Extended Data Fig. 5
Extended Data Fig. 5. UCEs and constrained TF footprints.
(a) Overlap between ultraconserved elements as recently defined by Zoonomia (zooUCEs) and primate UCEs allowing up to 1% missing data. (b) Distribution of constraint across clades for TF footprints assessed in this study.
Extended Data Fig. 6
Extended Data Fig. 6. Extended characterization of constrained noncoding regulatory elements.

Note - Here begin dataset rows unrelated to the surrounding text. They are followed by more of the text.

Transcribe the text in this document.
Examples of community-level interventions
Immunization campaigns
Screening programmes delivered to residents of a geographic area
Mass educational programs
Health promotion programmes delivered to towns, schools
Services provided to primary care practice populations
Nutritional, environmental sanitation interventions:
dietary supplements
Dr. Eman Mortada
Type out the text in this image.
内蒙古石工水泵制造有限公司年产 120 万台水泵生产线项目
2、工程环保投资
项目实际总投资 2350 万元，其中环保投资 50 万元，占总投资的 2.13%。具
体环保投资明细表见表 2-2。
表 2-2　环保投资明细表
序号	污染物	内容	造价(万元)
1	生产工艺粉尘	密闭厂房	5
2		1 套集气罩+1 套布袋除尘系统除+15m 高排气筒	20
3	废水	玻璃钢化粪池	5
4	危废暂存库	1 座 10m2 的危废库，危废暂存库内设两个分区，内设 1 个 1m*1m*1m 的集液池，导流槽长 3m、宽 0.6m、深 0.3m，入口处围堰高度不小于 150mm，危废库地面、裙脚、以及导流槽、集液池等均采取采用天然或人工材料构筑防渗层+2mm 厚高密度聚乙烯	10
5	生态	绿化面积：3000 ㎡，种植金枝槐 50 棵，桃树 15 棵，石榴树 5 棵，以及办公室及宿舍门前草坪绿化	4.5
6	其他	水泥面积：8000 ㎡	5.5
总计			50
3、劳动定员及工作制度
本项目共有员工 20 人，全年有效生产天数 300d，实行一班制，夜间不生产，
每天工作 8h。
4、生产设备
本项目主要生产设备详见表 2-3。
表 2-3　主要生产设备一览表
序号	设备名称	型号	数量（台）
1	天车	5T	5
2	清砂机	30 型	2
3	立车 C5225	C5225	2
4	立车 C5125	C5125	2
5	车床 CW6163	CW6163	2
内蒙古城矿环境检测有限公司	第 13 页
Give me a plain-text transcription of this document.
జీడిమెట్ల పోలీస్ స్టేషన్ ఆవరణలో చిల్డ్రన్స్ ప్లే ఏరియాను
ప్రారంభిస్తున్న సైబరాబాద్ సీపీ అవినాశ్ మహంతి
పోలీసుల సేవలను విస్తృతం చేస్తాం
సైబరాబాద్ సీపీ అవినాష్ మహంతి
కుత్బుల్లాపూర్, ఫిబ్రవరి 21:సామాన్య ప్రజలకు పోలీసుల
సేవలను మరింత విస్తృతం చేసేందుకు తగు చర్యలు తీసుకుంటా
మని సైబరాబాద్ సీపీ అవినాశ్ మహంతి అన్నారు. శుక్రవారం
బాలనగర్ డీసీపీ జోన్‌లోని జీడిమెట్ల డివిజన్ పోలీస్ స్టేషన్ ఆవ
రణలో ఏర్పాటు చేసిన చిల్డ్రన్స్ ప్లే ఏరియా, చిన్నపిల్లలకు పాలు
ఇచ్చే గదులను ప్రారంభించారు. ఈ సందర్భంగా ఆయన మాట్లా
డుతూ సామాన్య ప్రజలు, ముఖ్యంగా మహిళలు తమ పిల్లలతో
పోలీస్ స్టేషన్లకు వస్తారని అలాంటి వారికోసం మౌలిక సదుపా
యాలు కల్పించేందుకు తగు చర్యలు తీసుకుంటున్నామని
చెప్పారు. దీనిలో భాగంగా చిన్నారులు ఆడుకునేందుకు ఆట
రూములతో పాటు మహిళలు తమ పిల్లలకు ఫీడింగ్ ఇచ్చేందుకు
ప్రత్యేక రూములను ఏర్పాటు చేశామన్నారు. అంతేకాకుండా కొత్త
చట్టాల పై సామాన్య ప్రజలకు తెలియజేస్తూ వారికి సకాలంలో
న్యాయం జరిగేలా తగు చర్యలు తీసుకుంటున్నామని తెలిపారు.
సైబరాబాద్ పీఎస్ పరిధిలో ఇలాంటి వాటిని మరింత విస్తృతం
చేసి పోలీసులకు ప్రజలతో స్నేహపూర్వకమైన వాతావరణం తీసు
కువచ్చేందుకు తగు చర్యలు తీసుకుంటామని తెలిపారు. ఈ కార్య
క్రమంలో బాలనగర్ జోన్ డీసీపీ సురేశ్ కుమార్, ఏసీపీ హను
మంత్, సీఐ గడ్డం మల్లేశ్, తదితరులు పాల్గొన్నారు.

(a) Differential chromatin accessibility at orthologous sequence elements across 5 primate species. The y-axis indicates the proportion of elements where differential accessibility was not detected in (37), stratified by sequence constraint. (b) For elements tested by Luciferase reporter in Fig. 2g, multiple sequence alignments for select primate and mammal species are shown for a subsequence of tested elements. Subsequences with high DeepLift contribution scores that had matching TF motifs were selected and these data are shown. (c) Comparison between the enrichment of fine-mapped variants (PIP > 0.5) in DHS elements or further restricted to TFBSs is shown, related to Fig. 4a,b. Error bars represent 95% CIs, centers represent point estimates. A grey dashed line indicates y = x. The shape of the point indicates whether the enrichment is for eQTLs or complex traits. Colors indicate sequence constraint. n = 3,221 on x-axis and 3,447 on y-axis fine-mapped variants. (d) Heritability enrichment as measured by LD Score regression for 6 regulatory constraint annotations and primate Phastcons. n = 69 traits. Error bars represent 95% CIs. (e) Comparison of noncoding fine-mapped variant enrichment with and without adjustment for MAF distributions between the set of variants with PIP > 0.5 and the set with PIP < 0.01. Error bars represent 95% CIs, centers represent point estimates. n = 3,221 fine-mapped variants. (f) Enrichment of fine-mapped variants (PIP > 0.5) in DHS elements, related to Fig. 4a,b. Error bars represent 95% CIs, centers represent point estimates. Colors indicate sequence constraint, including primate specific constraint as defined by phyloP and by phastCons but not phyloP. n = 3,221 for UKBB and 48,183 for GTEx fine-mapped variants.